Ty is 32 and a personal trainer @bethefittest. He practises Ashtanga yoga and is seen here practising Urdhva Mukha Svanasana (Upward Facing Dog).
Richard is 43 years old and works in homeless hostels helping those with substance abuse and mental health problems. She has been in transition since August last year. Here is her yoga story: “Last night, 10 men shouted at me. Mocking me, disgusted by me (a tiny bit of me thinks I’m disgusting too). Why did no one stand up and say something? Please let me be someone who says something. Please let me be someone who protects people. Slowly, please let me be someone who protects myself. My yoga story intertwines with my transition story. That’s a book – one with an end. Different postures play a role in accessing love, gender and sexuality. The importance of a foundation of self-love – developed through asana and prayer – is imperative for taking on any major project. And gosh, I’m in the middle of one right now. A middle that might never end. When I look at this photo, I see many things. First – beauty and it makes me cry. Where others are sometimes disgusted, it’s interesting to see beauty. Second, yoga has made me reassess so many false idols like money, status and a career. Still, I have to wonder if beauty is a new false idol. I wonder if I can enjoy it but not chase it. Third, my body is female and strong and powerful. A home for my troubled soul and restless mind, battle ready for surgery and drugs. Thank God, or actually thank asana, for my physical strength. Finally, yoga doesn’t make you feel better. It makes you feel more. Last night, 10 men abused me. Worse, no one intervened. That hurts. I hurt. This is yoga. Next time I write my yoga story, maybe I’ll have watched a coot build her nest. Maybe I’ll have been greeted by my favourite local stray cat. Maybe I’ll have stood in my kitchen window and watched the little girls on my estate play hide and seek. That’s joy. That makes my heart sing. This is yoga. We are yoga.”

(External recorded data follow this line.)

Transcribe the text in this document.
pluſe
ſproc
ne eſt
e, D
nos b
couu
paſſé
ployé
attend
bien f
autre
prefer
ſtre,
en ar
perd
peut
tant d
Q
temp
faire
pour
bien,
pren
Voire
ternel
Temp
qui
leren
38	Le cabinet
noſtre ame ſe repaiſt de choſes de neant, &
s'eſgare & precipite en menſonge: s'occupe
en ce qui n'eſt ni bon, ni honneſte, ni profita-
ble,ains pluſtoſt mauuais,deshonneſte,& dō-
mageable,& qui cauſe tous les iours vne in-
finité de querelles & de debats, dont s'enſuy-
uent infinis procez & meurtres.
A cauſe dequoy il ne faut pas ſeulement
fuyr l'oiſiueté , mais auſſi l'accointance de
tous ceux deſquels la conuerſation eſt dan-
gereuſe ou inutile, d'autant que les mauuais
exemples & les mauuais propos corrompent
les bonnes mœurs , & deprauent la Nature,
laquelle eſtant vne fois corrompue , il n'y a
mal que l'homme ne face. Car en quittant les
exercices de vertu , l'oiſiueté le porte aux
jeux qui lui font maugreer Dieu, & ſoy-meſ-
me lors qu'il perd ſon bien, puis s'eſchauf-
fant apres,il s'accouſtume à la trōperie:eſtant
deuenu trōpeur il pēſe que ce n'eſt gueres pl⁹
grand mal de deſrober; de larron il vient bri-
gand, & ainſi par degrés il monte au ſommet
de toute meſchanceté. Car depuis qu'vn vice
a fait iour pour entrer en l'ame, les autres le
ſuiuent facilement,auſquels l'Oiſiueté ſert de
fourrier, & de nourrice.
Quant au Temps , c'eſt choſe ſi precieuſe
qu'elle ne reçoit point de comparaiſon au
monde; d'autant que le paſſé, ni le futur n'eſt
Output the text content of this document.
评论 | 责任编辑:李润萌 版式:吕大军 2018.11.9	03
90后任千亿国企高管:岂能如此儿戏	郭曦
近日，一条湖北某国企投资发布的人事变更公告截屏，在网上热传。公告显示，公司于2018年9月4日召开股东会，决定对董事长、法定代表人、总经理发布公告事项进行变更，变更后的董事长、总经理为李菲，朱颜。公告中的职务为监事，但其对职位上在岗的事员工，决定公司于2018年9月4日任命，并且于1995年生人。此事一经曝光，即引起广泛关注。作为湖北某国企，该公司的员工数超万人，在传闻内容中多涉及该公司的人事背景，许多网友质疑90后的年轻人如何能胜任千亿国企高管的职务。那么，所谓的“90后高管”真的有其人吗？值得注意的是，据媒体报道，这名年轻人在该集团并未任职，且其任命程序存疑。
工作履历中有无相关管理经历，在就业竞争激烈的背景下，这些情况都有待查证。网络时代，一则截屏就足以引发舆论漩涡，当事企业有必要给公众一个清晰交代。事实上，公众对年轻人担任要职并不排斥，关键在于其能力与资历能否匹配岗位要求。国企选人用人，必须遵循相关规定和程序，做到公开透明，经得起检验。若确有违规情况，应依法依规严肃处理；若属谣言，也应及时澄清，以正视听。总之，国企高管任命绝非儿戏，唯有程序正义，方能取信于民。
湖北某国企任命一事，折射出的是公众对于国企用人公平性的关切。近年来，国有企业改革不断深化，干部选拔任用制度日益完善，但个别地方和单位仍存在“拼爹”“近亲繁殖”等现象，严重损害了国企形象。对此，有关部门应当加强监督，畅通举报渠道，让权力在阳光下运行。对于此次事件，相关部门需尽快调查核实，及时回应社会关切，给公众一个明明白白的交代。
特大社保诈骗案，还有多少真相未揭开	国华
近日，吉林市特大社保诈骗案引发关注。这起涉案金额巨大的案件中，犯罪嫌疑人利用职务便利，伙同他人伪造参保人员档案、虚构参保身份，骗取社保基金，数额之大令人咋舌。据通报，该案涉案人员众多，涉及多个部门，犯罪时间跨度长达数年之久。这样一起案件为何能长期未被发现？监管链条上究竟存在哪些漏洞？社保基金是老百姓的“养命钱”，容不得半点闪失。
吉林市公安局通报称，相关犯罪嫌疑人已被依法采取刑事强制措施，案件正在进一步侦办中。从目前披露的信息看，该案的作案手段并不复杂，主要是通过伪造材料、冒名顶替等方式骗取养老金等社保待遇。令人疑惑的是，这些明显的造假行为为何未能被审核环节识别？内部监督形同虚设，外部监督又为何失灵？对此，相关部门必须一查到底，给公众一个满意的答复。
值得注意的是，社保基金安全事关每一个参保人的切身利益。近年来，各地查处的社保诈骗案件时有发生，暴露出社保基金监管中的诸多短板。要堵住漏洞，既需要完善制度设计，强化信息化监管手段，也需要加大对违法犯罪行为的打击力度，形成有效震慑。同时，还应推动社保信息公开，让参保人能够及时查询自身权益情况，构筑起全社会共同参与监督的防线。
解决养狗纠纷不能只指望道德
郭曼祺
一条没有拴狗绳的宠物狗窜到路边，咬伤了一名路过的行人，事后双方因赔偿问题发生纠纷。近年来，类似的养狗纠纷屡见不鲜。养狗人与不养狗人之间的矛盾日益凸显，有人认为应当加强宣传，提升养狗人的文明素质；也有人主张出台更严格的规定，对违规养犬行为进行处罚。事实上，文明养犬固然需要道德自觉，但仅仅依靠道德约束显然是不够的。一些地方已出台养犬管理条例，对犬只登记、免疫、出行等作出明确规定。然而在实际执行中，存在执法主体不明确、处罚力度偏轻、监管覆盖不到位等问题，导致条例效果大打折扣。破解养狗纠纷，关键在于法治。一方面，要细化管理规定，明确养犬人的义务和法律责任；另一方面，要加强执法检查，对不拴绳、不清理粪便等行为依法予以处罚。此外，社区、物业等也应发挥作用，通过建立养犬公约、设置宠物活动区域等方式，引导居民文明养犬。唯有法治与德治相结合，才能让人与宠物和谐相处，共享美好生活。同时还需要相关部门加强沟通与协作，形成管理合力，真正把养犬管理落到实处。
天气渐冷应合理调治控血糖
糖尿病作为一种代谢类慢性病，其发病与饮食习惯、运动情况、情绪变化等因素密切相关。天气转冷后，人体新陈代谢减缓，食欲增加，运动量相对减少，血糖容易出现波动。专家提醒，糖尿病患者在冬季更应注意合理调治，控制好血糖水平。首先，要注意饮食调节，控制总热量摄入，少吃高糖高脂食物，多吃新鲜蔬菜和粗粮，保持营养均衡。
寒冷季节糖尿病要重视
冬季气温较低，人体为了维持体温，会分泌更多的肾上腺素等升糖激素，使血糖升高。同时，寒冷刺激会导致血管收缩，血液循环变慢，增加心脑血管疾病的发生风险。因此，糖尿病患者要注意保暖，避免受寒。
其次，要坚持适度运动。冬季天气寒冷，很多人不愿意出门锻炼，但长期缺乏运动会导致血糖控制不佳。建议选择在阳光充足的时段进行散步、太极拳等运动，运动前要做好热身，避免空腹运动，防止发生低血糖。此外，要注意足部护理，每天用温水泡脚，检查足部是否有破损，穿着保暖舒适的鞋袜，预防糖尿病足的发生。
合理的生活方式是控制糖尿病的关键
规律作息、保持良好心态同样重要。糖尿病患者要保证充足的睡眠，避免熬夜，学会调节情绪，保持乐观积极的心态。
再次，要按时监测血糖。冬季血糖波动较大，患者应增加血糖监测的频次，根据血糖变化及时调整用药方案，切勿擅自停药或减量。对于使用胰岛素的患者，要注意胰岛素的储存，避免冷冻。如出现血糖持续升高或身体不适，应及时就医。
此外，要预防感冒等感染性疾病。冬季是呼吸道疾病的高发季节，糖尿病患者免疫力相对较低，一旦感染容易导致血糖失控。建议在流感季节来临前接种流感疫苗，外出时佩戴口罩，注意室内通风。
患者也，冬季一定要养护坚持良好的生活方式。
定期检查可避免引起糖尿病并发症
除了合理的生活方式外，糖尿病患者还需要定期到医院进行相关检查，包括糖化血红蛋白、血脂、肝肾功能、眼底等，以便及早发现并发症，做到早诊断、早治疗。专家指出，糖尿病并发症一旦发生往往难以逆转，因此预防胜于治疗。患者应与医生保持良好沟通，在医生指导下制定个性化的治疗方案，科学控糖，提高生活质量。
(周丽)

Competition closes at midnight on Saturday 7th July. The most inspiring story will be crowned winner and announced on Instagram on Wednesday 11th July. The prize is one triyoga annual pass worth £1150 (that’s 365 days of unlimited yoga, mat Pilates and barre) and a print of your choice by Alessandro Sigismondi.
The pass will be activated on your first visit but must be redeemed within one month after you’ve been contacted about the prize. If we cannot contact you within two weeks the prize will be awarded to someone else.